Wednesday, August 10, 2016

Marriage Effects On SSA Benefits

SSA
It goes without saying that the majority of disabled Americans rely heavily on federal assistance programs such as Social Security Disability Insurance (SSDI) and Supplemental Security Income (SSI). Those with debilitating conditions often require many things that a healthy adult would not, so it is probably fair to say that every penny counts.

It turns out that if two people get married it can affect the benefits that one receives, or the two receive if they are both disabled. However, if two of them were to just live together but not get married the benefits would stay the same. However, it is against some people’s religious beliefs to live together before marriage which, naturally creates a problem. Such is the case for Sherri Daniel and Bill Adams, who would like to marry, but cannot afford to do so under current laws, The Columbus Dispatch reports. The two are both disabled and rely heavily on federal assistance.

Ms. Daniel has a two conditions, spinal stenosis and achondroplasia (a form of short-limbed dwarfism), for which she receives SSI benefits. Mr. Adams has cerebral palsy, for which he collects Social Security Disability Insurance. If the two were to wed, their benefits would be in jeopardy, making it next to impossible to get by in life. Their beliefs do not permit them to live together before marriage, which means that they can neither live together or afford to get married.

Here is a short video where you can meet Sherri and Bill.


If you are having trouble viewing the video, you can see it here.

“It just doesn’t make any sense why you can live together and share the same bed, and nothing changes,” said Toledo resident Renee Wood, one of the state’s best-known disability-rights advocates. “But as soon as you get married, you lose.” 

As you might expect, Daniel and Adams are doing everything in their power to change the current laws and make their dream of uniting in holy matrimony a reality. They have started a petition which can be found at Change.org, which calls upon the Social Security Administration (SSA) to end its discriminatory marriage penalty. On the petition, Daniel writes:

“Until this marriage penalty is lifted, Bill and I will not be able to get married. We simply cannot afford to lose the money we receive to pay for medical care. Because we have no choice in the matter, this is an issue of equality; of the denial of basic protections that others can receive.” 

Please take a moment to sign the petition, here.

Stephanie Merritt Driscoll is an attorney in Southern California who focuses her practice as a Social Security Disability advocate.

Thursday, August 4, 2016

ALS Disability Insurance Access Act

ALS
Amyotrophic lateral sclerosis (ALS, also known as Lou Gehrig's disease) is a disorder that involves the death of neurons that control voluntary muscles, according to the National Institute of Neurological Disorders and Stroke. The disease progresses rapidly, causing a number of serious health problems, such as losing the ability to speak, swallow or breath on one’s own. There is currently no known cure, but there is a treatment available that can improve the quality and longevity of life.

As you might imagine, those who are diagnosed require serious medical attention which is costly, to say the least. While people with ALS do in fact qualify for Social Security Disability Insurance (SSDI), there is a relatively long waiting period to receive benefits they desperately need. Which is why several lawmakers from both sides of the aisle have been fighting to shorten or end SSDI approval waiting periods for ALS patients.

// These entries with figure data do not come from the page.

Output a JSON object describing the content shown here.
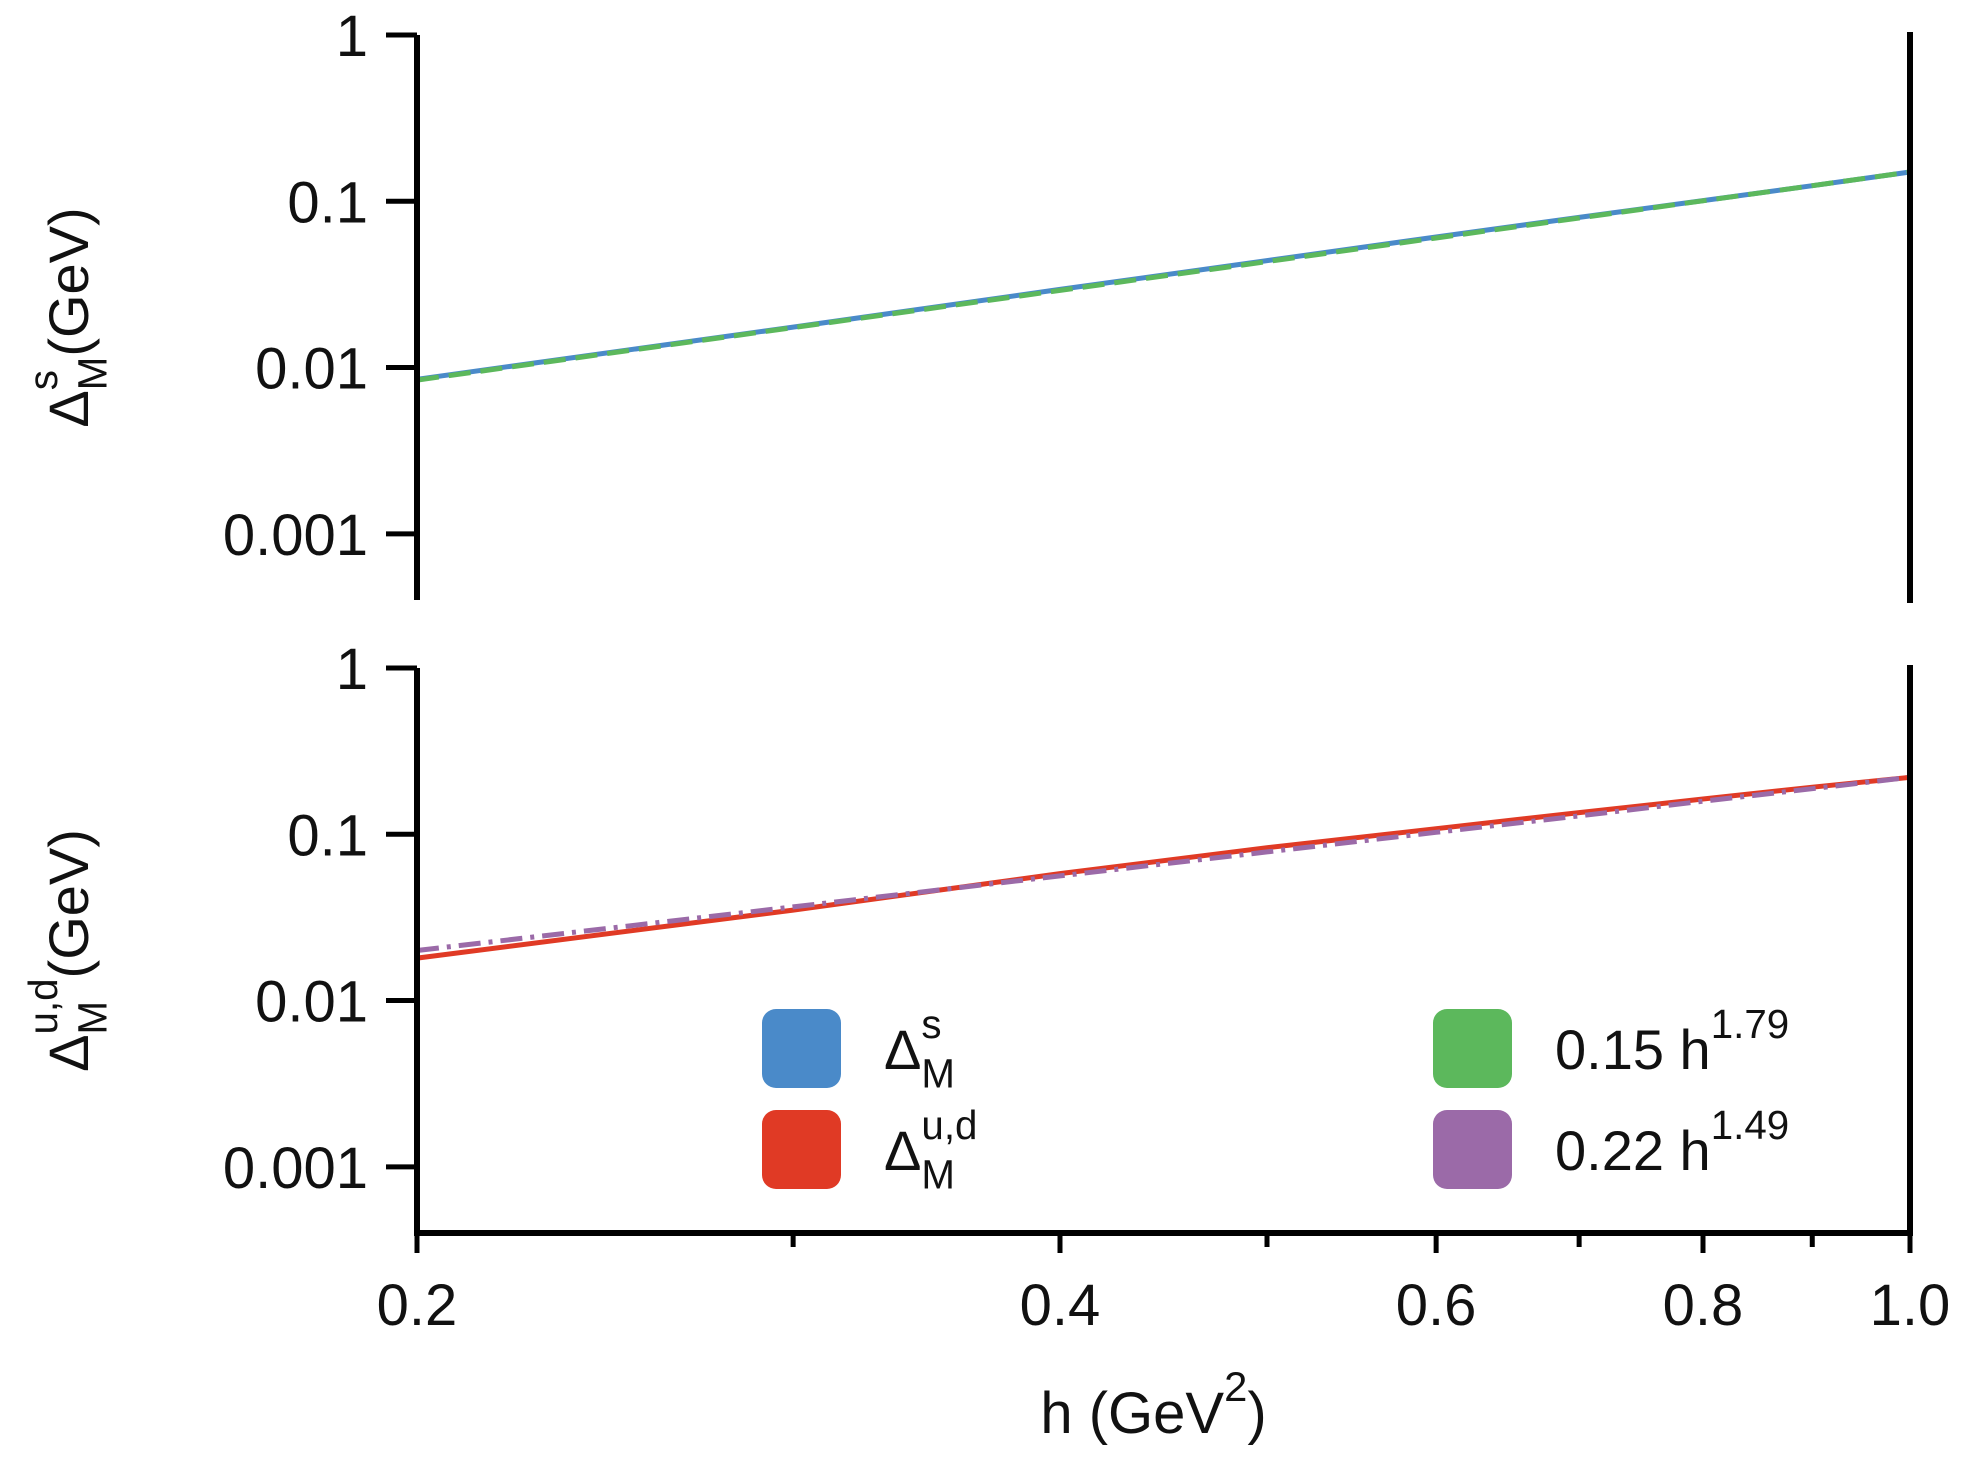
{
  "chart_data": [
    {
      "type": "line",
      "ylabel": [
        {
          "text": "Δ",
          "role": "main"
        },
        {
          "text": "s",
          "role": "sup"
        },
        {
          "text": "M",
          "role": "sub"
        },
        {
          "text": " (GeV)",
          "role": "main"
        }
      ],
      "x": [
        0.2,
        0.3,
        0.4,
        0.5,
        0.6,
        0.7,
        0.8,
        0.9,
        1.0
      ],
      "series": [
        {
          "name": [
            {
              "text": "Δ",
              "role": "main"
            },
            {
              "text": "s",
              "role": "sup"
            },
            {
              "text": "M",
              "role": "sub"
            }
          ],
          "color": "#4a8ac9",
          "linestyle": "solid",
          "values": [
            0.0085,
            0.0175,
            0.0295,
            0.044,
            0.061,
            0.08,
            0.101,
            0.124,
            0.15
          ]
        },
        {
          "name": [
            {
              "text": "0.15 h",
              "role": "main"
            },
            {
              "text": "1.79",
              "role": "sup"
            }
          ],
          "color": "#5cb85c",
          "linestyle": "dashed",
          "values": [
            0.0084,
            0.0174,
            0.0291,
            0.0434,
            0.0601,
            0.0793,
            0.1007,
            0.124,
            0.15
          ]
        }
      ],
      "xscale": "log",
      "yscale": "log",
      "xlim": [
        0.2,
        1.0
      ],
      "ylim": [
        0.0004,
        1
      ],
      "yticks": [
        1,
        0.1,
        0.01,
        0.001
      ]
    },
    {
      "type": "line",
      "ylabel": [
        {
          "text": "Δ",
          "role": "main"
        },
        {
          "text": "u,d",
          "role": "sup"
        },
        {
          "text": "M",
          "role": "sub"
        },
        {
          "text": " (GeV)",
          "role": "main"
        }
      ],
      "xlabel": [
        {
          "text": "h (GeV",
          "role": "main"
        },
        {
          "text": "2",
          "role": "sup"
        },
        {
          "text": ")",
          "role": "main"
        }
      ],
      "x": [
        0.2,
        0.3,
        0.4,
        0.5,
        0.6,
        0.7,
        0.8,
        0.9,
        1.0
      ],
      "series": [
        {
          "name": [
            {
              "text": "Δ",
              "role": "main"
            },
            {
              "text": "u,d",
              "role": "sup"
            },
            {
              "text": "M",
              "role": "sub"
            }
          ],
          "color": "#e03a25",
          "linestyle": "solid",
          "values": [
            0.018,
            0.035,
            0.058,
            0.083,
            0.108,
            0.135,
            0.163,
            0.192,
            0.22
          ]
        },
        {
          "name": [
            {
              "text": "0.22 h",
              "role": "main"
            },
            {
              "text": "1.49",
              "role": "sup"
            }
          ],
          "color": "#9b6aa8",
          "linestyle": "dashdot",
          "values": [
            0.02,
            0.0366,
            0.0562,
            0.0783,
            0.1028,
            0.129,
            0.158,
            0.188,
            0.22
          ]
        }
      ],
      "xscale": "log",
      "yscale": "log",
      "xlim": [
        0.2,
        1.0
      ],
      "ylim": [
        0.0004,
        1
      ],
      "xticks": [
        0.2,
        0.4,
        0.6,
        0.8,
        {
          "value": 1.0,
          "label": "1.0"
        }
      ],
      "xminorticks": [
        0.3,
        0.5,
        0.7,
        0.9
      ],
      "yticks": [
        1,
        0.1,
        0.01,
        0.001
      ]
    }
  ]
}
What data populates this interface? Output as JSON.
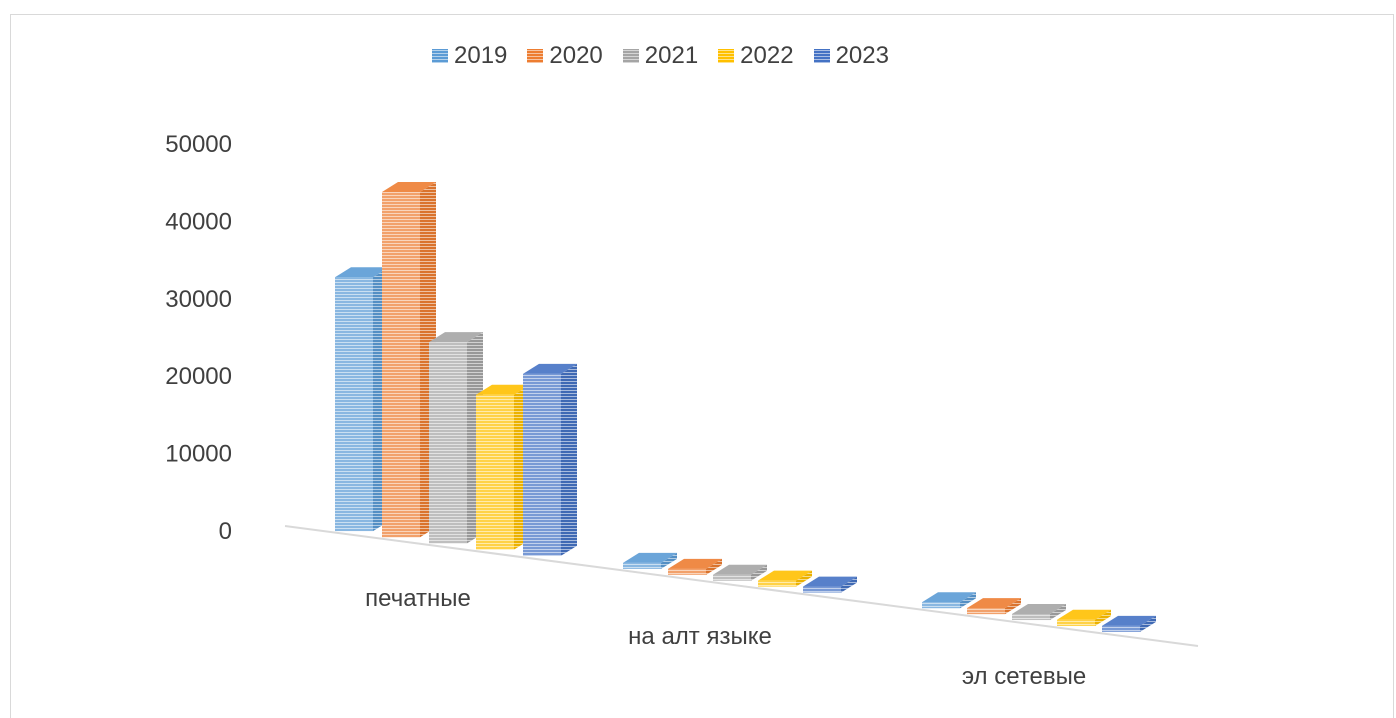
{
  "chart_data": {
    "type": "bar",
    "subtype": "3d-clustered-column",
    "title": "",
    "xlabel": "",
    "ylabel": "",
    "ylim": [
      0,
      50000
    ],
    "yticks": [
      "0",
      "10000",
      "20000",
      "30000",
      "40000",
      "50000"
    ],
    "grid": false,
    "legend_position": "top",
    "categories": [
      "печатные",
      "на алт языке",
      "эл сетевые"
    ],
    "series": [
      {
        "name": "2019",
        "color": "#5b9bd5",
        "values": [
          32800,
          500,
          400
        ]
      },
      {
        "name": "2020",
        "color": "#ed7d31",
        "values": [
          44600,
          600,
          300
        ]
      },
      {
        "name": "2021",
        "color": "#a5a5a5",
        "values": [
          26000,
          500,
          350
        ]
      },
      {
        "name": "2022",
        "color": "#ffc000",
        "values": [
          20000,
          600,
          800
        ]
      },
      {
        "name": "2023",
        "color": "#4472c4",
        "values": [
          23500,
          400,
          500
        ]
      }
    ]
  }
}
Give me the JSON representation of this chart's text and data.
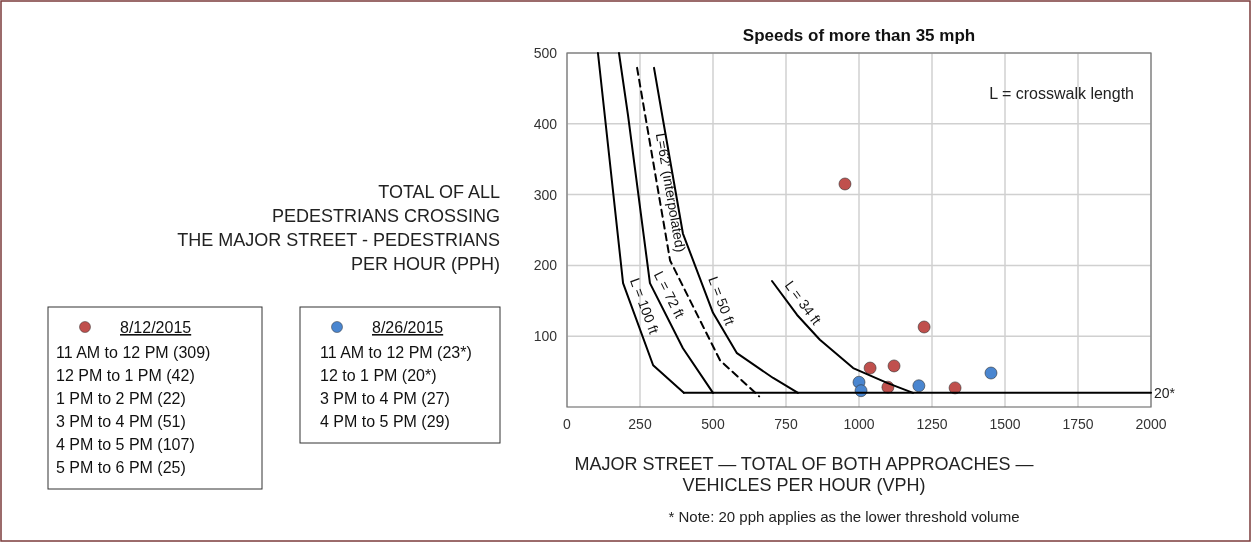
{
  "chart_data": {
    "type": "scatter",
    "title": "Speeds of more than 35 mph",
    "xlabel": "MAJOR STREET — TOTAL OF BOTH APPROACHES —\nVEHICLES PER HOUR (VPH)",
    "ylabel": "TOTAL OF ALL\nPEDESTRIANS CROSSING\nTHE MAJOR STREET - PEDESTRIANS\nPER HOUR (PPH)",
    "xlim": [
      0,
      2000
    ],
    "xticks": [
      0,
      250,
      500,
      750,
      1000,
      1250,
      1500,
      1750,
      2000
    ],
    "ylim": [
      0,
      500
    ],
    "yticks": [
      100,
      200,
      300,
      400,
      500
    ],
    "grid": true,
    "legend": "bottom left",
    "series": [
      {
        "name": "8/12/2015",
        "marker": "circle",
        "color": "#c0504d",
        "x": [
          952,
          1038,
          1120,
          1223,
          1099,
          1329
        ],
        "values": [
          315,
          55,
          58,
          113,
          28,
          27
        ]
      },
      {
        "name": "8/26/2015",
        "marker": "circle",
        "color": "#4a86d0",
        "x": [
          1000,
          1007,
          1205,
          1452
        ],
        "values": [
          35,
          23,
          30,
          48
        ]
      },
      {
        "type": "line",
        "color": "#000000",
        "x": [
          106,
          192,
          295,
          400
        ],
        "values": [
          500,
          175,
          59,
          20
        ]
      },
      {
        "type": "line",
        "color": "#000000",
        "x": [
          178,
          209,
          284,
          397,
          500
        ],
        "values": [
          500,
          412,
          175,
          83,
          20
        ]
      },
      {
        "type": "line",
        "color": "#000000",
        "line_style": "dashed",
        "x": [
          240,
          353,
          524,
          658
        ],
        "values": [
          479,
          207,
          66,
          15
        ]
      },
      {
        "type": "line",
        "color": "#000000",
        "x": [
          298,
          329,
          397,
          500,
          582,
          706,
          791
        ],
        "values": [
          479,
          405,
          245,
          133,
          76,
          41,
          20
        ]
      },
      {
        "type": "line",
        "color": "#000000",
        "x": [
          702,
          788,
          866,
          980,
          1096,
          1185
        ],
        "values": [
          178,
          130,
          95,
          55,
          34,
          20
        ]
      },
      {
        "type": "line",
        "color": "#000000",
        "x": [
          400,
          2000
        ],
        "values": [
          20,
          20
        ]
      }
    ],
    "annotations": [
      "11 AM to 12 PM (309)",
      "12 PM to 1 PM (42)",
      "1 PM to 2 PM (22)",
      "3 PM to 4 PM (51)",
      "4 PM to 5 PM (107)",
      "5 PM to 6 PM (25)",
      "11 AM to 12 PM (23*)",
      "12 to 1 PM (20*)",
      "3 PM to 4 PM (27)",
      "4 PM to 5 PM (29)",
      "L = crosswalk length",
      "* Note: 20 pph applies as the lower threshold volume",
      {
        "text": "L = 100 ft",
        "x": 226,
        "y": 137
      },
      {
        "text": "L = 72 ft",
        "x": 313,
        "y": 151
      },
      {
        "text": "L=62' (interpolated)",
        "x": 314,
        "y": 300
      },
      {
        "text": "L = 50 ft",
        "x": 490,
        "y": 144
      },
      {
        "text": "L = 34 ft",
        "x": 775,
        "y": 137
      },
      {
        "text": "20*",
        "x": 2000,
        "y": 20
      }
    ]
  }
}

In May, legislation was introduced in Congress that would waive the current 5-month waiting period that ALS patients are subject to before receiving SSDI benefits, ALS News Today reports. The ALS Disability Insurance Access Act would build on former actions taken in Congress 16 years ago.

Back in 2000, Congress passed legislation to waive the 24-month Medicare waiting period for ALS patients, according to the article. However, ALS patients still must wait five months before they can start receiving both SSDI and Medicare benefits. It goes without saying that a life threatening illness puts a heavy toll on the family and can drain saving accounts. The faster an ALS patient begins receiving benefits, the better.

“Congress originally justified the five-month waiting period by saying it allows time for temporary conditions to reverse. Unfortunately, that’s not currently possible for someone with ALS. In fact, nearly 50 percent of people with ALS will die within 16 months of diagnosis,” said Barb Newhouse, the ALS Association’s president and chief executive officer. 

Efforts continue around the world to raise awareness and funds for the development of advanced treatments, and hopefully one day, a cure. The life expectancy after diagnosis is a mere three to four years and the only approved treatment available, riluzole, can extend life by a modest two to three months, BMJ reports.

“People with ALS, who have lost the ability to walk, talk and even breathe on their own and who currently do not have an effective treatment option, should not be forced to wait to receive benefits they deserve and have paid for,” Newhouse, said in a press release. “We applaud Senator Whitehouse and Representatives Moulton and King for their leadership in fighting for people with ALS and working to ensure they have access to the vital health and disability benefits that are so essential to everyone living with ALS and their families.” 

Stephanie Merritt Driscoll is an attorney in Southern California who focuses her practice as a Social Security Disability advocate.